Informasi yang dihimpun Liputan6.com menyebutkan, penganiayaan itu terjadi pada Senin (20/8/2025).

RPA sempat dihajar di toilet sekolah setelah dituding 'membocorkan' nama siswa yang bolos. Meski berhasil melarikan diri, aksi kekerasan berlanjut saat korban pulang sekolah sekitar pukul 15.00 WIB. Beberapa pelaku bersama kakak kelasnya menunggu di gerbang sekolah, lalu kembali memukuli korban.

Akibat kejadian tersebut, RPA mengalami luka memar di bagian kepala dan tubuh. Pihak keluarga pun melaporkan dugaan pengeroyokan ini ke Mapolres Way Kanan.

Kapolres Way Kanan, AKBP Adanan Mangopang, membenarkan laporan tersebut. Ia menyebutkan, saat ini Unit Perlindungan Perempuan dan Anak (PPA) Satreskrim Polres Way Kanan masih meminta keterangan keluarga korban.

“Saat ini keluarga korban masih dimintai keterangan oleh Unit PPA Polres Way Kanan,” kata Adanan, Rabu (21/8/2025).

Terkait kabar bahwa Polsek Baradatu tidak menerima laporan, Adanan menjelaskan sudah ada klarifikasi. Menurutnya, sore hari setelah kejadian, paman korban sempat menuju Polsek Baradatu untuk membuat laporan. Namun, di tengah jalan laporan tersebut batal dibuat karena ada upaya mediasi dari pihak sekolah.

“Jadi bukan tidak ditanggapi, tapi saat itu keluarga korban sempat mau berdamai.

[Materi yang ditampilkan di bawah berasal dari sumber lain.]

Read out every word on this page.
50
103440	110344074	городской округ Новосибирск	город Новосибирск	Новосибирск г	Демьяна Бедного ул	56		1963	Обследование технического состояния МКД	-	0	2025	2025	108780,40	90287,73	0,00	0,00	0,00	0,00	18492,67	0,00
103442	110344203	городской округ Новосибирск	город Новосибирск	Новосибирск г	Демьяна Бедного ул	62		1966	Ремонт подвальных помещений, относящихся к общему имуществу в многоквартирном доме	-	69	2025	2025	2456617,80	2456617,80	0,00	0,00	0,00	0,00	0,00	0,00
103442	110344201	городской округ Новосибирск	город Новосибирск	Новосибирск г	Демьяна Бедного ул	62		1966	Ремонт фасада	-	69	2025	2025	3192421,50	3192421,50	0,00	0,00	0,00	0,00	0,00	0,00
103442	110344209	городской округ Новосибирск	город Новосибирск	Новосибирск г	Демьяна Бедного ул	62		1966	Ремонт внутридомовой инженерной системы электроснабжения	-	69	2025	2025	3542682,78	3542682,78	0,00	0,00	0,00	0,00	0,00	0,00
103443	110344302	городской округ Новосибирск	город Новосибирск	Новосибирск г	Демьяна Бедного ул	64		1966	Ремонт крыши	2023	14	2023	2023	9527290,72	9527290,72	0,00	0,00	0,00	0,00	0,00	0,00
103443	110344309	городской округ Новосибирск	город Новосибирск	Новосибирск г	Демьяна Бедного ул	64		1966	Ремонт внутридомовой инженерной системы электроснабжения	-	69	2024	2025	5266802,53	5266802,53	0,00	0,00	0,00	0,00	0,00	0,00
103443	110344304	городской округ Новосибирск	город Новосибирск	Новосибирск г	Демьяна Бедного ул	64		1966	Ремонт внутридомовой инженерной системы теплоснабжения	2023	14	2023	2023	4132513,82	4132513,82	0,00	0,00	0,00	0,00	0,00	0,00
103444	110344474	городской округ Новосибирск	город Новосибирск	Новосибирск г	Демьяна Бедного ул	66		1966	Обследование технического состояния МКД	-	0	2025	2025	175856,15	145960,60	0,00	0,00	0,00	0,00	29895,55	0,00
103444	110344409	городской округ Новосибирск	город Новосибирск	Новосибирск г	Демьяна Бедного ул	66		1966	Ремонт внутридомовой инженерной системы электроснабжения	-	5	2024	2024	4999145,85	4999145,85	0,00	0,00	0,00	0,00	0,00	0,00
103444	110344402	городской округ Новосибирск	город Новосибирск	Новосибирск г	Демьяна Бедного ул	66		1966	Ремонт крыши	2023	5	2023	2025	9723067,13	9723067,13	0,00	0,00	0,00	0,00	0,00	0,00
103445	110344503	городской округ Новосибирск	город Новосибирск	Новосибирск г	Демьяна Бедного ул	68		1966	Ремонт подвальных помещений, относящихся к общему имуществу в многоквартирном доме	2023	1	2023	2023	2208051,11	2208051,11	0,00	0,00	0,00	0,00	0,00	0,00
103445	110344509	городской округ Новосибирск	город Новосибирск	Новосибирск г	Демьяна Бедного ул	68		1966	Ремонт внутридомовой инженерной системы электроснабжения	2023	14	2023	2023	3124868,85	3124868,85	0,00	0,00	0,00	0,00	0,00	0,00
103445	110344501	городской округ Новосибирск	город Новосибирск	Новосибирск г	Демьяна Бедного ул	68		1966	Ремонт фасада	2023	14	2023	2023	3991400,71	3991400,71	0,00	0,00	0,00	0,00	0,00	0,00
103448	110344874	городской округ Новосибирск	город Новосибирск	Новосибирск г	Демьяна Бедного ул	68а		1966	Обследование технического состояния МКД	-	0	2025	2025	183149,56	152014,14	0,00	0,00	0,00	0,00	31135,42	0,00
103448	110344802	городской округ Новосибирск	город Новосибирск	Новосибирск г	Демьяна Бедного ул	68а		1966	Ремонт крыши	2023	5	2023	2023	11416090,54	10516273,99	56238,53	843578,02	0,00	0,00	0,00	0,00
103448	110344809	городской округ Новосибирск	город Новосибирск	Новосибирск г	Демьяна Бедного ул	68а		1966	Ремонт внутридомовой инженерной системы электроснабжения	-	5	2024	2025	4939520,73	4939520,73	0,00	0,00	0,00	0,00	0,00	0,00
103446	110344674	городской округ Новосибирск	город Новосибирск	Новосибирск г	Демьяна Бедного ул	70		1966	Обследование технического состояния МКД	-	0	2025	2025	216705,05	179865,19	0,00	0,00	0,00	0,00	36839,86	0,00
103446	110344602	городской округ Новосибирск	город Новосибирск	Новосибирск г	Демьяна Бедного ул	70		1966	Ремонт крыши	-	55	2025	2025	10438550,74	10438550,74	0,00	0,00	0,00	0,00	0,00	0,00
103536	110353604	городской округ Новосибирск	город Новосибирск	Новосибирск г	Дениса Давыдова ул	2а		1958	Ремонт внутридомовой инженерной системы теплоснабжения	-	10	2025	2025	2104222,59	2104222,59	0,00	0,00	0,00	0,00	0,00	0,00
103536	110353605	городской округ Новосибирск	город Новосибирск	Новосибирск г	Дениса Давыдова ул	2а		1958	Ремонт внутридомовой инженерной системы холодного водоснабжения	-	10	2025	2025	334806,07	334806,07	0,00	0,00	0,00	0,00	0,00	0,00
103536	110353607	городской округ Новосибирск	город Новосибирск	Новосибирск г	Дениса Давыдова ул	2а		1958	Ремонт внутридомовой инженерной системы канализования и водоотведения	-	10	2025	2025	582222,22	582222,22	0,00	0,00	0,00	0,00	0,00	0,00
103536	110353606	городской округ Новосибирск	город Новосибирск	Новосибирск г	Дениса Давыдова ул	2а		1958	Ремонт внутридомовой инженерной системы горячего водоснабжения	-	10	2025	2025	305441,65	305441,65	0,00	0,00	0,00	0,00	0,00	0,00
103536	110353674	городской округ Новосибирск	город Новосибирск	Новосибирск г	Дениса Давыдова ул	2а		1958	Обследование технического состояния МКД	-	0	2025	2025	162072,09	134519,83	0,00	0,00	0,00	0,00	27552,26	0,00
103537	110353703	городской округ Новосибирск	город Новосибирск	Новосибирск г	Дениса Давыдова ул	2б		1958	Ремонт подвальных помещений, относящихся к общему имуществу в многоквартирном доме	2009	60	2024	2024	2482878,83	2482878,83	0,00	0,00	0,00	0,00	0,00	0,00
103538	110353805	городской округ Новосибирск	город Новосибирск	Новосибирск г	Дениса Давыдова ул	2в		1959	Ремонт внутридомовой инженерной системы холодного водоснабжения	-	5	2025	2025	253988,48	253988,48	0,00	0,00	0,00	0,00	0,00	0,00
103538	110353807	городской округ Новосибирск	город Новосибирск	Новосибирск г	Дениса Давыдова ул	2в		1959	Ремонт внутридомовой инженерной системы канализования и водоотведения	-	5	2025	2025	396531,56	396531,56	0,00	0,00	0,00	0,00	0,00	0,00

Karena tidak ada titik temu, akhirnya peristiwa ini diviralkan, dan laporan resmi dibuat ke Polres,” jelasnya.

Dalam klarifikasi terpisah, paman korban, Engga Prayoga, menegaskan pemberitaan yang menyebut Polsek Baradatu tidak menerima laporan adalah hoaks.

“Saya paman korban penganiayaan di SMA Negeri 1 Baradatu. Ada pemberitaan di luar sana, Kapolsek Baradatu tidak menerima laporan, itu salah, itu hoaks. Kebenarannya adalah pihak Polsek membantu mengarahkan kami selaku korban untuk visum ke Puskesmas dan membuat laporan ke Polres Way Kanan karena unit PPA adanya di sana. Begitu juga dengan pihak sekolah, saya berterima kasih sudah kooperatif dan transparan dalam kasus ini,” kata Engga.

Saat ini, penyidik Polres Way Kanan masih mendalami kasus dugaan pengeroyokan pelajar SMA tersebut.